Director: Mohit Suri

I was skeptical about this one the moment it was announced with Arjun Kapoor and Shraddha Kapoor in lead roles. These two are the most expressionless, monotonous and bad actors Bollywood has to offer. Their dialogue delivery is as bland as a saltless diet- and it is absolutely painful to see one on screen. Thanks, Mohit Suri, for making us see both together for every single frame of this movie. I fail to understand how easily girl and boy can climb onto India Gate whenever they feel sad, lonely or simply want to check out the view. Despite great music, this film was full of Bollywood clichés and ridiculous storytelling, by acclaimed novelist Chetan Bhagat, whose book this film is actually based on.
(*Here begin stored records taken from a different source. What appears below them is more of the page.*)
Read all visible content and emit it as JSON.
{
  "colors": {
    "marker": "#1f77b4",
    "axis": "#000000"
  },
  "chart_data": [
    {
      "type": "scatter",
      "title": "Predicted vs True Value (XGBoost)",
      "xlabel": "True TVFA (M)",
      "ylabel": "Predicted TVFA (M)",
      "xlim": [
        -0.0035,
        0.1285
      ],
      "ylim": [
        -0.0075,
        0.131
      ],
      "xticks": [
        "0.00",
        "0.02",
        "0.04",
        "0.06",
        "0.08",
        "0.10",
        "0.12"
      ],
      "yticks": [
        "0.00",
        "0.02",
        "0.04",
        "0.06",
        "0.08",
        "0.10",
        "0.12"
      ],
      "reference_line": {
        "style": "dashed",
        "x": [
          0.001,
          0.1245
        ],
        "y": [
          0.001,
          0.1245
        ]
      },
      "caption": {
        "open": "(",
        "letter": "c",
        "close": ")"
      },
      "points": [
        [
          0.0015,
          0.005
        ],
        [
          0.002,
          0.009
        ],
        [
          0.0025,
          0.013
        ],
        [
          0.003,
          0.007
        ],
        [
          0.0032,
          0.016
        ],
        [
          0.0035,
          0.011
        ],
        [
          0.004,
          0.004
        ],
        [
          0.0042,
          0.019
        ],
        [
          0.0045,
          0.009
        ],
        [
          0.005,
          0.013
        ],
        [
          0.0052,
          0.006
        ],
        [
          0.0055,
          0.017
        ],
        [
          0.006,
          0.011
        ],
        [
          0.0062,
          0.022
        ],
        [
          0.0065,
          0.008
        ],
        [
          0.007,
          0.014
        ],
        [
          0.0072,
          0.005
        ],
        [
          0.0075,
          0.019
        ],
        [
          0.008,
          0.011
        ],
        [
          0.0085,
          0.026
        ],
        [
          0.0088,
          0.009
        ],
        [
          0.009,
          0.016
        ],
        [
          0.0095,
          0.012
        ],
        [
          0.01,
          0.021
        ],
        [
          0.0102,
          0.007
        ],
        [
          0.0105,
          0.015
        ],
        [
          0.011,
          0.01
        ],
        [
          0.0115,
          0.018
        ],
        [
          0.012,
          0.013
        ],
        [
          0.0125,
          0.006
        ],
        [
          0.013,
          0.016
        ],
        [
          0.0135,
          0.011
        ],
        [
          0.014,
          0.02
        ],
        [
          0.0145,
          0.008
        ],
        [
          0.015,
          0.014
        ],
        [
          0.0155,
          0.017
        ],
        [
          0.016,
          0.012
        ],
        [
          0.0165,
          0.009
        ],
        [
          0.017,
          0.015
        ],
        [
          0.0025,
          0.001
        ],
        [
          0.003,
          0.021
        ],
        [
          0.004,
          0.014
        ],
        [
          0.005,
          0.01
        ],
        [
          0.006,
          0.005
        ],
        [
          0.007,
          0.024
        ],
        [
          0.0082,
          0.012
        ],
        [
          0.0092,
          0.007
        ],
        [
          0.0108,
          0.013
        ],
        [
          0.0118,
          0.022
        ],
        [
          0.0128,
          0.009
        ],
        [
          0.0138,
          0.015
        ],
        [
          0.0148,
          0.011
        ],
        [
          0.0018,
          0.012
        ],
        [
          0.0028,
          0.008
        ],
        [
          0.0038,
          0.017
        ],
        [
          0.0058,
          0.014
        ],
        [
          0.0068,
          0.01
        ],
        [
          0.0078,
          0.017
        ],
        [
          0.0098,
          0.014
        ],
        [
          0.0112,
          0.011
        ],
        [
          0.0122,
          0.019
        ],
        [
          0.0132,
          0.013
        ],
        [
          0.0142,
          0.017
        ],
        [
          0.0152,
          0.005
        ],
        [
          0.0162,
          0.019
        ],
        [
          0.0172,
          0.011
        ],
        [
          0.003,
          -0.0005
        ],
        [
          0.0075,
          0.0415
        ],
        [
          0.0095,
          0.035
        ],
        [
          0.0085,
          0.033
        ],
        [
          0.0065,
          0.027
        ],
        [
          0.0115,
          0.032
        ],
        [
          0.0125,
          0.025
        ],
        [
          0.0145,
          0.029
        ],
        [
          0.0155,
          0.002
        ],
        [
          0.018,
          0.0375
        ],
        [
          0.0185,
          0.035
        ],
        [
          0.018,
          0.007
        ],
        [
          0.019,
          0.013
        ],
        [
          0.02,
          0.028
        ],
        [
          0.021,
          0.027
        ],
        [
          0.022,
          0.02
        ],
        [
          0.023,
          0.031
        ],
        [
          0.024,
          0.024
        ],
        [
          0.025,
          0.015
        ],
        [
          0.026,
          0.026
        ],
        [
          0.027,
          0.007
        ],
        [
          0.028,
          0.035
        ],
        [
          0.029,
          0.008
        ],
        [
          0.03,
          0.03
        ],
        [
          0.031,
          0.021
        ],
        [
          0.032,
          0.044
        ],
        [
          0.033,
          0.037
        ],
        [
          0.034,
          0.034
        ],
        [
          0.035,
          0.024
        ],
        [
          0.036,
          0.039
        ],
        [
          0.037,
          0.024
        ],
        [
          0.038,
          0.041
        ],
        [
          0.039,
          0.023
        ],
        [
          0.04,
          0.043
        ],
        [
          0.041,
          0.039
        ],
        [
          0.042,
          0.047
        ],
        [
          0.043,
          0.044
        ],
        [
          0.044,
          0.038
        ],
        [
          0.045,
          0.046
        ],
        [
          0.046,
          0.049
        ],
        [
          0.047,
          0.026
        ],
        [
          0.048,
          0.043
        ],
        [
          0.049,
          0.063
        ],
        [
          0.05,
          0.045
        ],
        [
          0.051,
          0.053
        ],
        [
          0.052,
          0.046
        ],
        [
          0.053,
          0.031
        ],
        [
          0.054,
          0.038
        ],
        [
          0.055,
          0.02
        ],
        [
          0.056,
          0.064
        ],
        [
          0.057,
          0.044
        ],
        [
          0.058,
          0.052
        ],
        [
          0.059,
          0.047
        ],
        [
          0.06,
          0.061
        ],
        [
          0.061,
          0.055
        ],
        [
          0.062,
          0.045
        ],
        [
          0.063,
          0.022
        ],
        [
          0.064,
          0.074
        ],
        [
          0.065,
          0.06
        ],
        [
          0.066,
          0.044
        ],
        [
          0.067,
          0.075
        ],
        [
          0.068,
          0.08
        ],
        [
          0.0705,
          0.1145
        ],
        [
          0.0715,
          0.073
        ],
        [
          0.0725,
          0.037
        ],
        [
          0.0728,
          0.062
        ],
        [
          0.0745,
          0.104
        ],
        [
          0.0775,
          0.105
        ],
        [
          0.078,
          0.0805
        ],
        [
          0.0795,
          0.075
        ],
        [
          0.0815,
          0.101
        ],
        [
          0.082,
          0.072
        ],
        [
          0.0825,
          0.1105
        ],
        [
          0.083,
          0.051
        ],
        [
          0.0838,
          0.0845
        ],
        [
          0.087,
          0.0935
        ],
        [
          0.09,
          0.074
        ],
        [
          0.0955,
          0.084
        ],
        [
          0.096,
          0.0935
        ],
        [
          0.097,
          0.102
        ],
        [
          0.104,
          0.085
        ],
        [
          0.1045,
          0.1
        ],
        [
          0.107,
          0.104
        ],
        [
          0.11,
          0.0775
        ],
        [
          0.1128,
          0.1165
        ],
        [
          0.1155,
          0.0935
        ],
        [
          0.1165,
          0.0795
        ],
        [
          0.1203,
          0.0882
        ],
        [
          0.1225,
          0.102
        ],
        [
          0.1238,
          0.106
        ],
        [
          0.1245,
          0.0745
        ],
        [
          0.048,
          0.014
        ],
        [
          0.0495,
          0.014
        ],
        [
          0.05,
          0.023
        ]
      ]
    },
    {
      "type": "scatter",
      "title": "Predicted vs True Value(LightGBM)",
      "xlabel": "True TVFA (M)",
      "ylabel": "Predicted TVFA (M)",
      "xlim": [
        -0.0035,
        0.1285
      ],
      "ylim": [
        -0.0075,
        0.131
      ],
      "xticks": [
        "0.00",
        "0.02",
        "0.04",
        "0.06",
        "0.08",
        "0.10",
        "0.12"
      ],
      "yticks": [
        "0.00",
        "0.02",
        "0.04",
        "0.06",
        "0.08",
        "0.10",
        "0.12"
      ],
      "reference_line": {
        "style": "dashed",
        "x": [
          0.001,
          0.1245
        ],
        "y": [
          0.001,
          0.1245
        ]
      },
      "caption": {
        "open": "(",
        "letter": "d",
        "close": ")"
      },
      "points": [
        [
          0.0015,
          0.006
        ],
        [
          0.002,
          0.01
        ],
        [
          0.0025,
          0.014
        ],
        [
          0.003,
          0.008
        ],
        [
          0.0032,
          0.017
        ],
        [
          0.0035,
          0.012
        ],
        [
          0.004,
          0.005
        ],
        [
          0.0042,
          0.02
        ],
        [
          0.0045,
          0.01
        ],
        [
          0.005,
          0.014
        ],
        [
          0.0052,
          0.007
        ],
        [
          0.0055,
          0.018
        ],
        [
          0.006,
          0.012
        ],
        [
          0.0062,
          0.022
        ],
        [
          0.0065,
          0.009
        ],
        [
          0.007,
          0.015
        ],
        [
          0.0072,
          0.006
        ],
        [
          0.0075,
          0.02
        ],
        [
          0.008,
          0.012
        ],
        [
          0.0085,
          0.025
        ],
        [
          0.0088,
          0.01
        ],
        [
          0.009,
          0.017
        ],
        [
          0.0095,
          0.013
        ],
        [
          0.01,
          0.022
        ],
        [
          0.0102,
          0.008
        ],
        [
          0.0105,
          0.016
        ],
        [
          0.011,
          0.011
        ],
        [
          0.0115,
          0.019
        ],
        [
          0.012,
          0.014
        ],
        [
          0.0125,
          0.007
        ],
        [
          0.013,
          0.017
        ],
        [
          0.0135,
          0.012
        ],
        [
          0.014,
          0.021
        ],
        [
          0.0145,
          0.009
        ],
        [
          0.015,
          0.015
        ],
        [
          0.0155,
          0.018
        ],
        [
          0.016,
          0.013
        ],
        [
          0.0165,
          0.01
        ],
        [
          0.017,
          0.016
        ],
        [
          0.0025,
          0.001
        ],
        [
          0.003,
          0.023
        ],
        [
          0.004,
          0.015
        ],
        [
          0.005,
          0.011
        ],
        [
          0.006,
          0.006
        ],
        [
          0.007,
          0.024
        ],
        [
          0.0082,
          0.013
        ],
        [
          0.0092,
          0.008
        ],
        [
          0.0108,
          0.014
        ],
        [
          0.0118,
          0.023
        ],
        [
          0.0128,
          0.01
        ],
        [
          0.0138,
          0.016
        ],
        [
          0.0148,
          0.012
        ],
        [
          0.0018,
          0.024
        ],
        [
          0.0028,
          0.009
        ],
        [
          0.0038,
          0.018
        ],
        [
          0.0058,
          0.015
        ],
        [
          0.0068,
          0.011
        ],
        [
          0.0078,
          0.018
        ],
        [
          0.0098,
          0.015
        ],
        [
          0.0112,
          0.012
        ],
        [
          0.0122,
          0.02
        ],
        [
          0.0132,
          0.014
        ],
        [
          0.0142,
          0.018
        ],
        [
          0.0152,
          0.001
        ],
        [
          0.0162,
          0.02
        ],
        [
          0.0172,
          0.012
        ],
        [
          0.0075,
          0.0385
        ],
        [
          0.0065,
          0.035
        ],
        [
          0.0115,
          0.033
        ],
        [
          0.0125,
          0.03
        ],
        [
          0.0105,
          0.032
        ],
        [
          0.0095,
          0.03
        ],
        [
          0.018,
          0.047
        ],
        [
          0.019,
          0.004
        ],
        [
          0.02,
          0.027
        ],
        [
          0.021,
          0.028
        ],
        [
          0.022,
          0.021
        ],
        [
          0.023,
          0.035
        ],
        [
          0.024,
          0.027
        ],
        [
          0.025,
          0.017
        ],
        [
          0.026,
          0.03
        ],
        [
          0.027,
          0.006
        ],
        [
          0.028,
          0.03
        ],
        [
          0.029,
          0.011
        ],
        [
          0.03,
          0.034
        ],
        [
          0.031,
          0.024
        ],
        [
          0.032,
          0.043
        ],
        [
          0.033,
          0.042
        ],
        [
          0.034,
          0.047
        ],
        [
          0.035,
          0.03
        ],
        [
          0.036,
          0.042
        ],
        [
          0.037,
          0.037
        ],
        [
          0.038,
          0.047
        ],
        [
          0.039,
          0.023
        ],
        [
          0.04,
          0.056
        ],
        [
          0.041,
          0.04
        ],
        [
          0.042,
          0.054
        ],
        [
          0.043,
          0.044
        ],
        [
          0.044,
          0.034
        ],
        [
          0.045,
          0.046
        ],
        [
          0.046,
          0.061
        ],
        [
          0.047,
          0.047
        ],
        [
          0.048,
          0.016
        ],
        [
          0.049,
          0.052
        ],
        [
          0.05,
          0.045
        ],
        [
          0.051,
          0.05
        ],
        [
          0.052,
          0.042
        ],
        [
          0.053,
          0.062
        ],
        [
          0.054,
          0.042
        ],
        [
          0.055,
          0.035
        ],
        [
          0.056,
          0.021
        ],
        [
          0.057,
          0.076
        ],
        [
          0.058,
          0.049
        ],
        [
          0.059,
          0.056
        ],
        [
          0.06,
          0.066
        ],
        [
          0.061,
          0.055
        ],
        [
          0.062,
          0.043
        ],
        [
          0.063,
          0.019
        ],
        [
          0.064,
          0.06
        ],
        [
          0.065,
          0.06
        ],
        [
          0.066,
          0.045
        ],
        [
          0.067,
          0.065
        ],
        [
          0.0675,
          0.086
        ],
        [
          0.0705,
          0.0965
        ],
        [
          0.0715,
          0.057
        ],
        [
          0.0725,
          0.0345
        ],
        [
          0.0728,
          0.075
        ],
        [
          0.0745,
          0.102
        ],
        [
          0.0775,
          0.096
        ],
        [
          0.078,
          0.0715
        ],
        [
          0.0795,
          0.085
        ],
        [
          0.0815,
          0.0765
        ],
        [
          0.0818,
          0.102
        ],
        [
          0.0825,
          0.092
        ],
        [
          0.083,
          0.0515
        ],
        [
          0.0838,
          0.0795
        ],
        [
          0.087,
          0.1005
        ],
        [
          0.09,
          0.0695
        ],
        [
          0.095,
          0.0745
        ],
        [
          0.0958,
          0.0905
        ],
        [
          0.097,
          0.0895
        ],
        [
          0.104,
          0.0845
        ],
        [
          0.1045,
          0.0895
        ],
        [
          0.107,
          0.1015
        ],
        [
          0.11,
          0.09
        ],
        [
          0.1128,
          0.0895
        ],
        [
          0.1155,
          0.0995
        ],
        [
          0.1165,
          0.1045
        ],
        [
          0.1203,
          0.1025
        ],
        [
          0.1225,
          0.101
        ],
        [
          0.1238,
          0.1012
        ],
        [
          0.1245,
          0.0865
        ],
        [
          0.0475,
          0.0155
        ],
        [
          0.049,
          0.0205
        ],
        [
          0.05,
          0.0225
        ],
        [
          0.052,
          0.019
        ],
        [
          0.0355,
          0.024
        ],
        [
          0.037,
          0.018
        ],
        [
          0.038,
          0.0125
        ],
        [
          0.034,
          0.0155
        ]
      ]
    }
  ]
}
Why one would adopt an already pathetic book is honestly beyond me. The film, made on a budget of 50 crores, made close to 52 crores at the box office in India. How? I fail to understand. Clearly the worst film of 2017!


Some dishonorable mentions include: OK Jaanu, Machine, Phillauri, Sarkar 3, Tubelight, Guest In London, Munna Michael, Mubarakan, A Gentleman, Baadshaho, Haseena Parkar, Golmaal Again, Tera Intezaar and Firangi.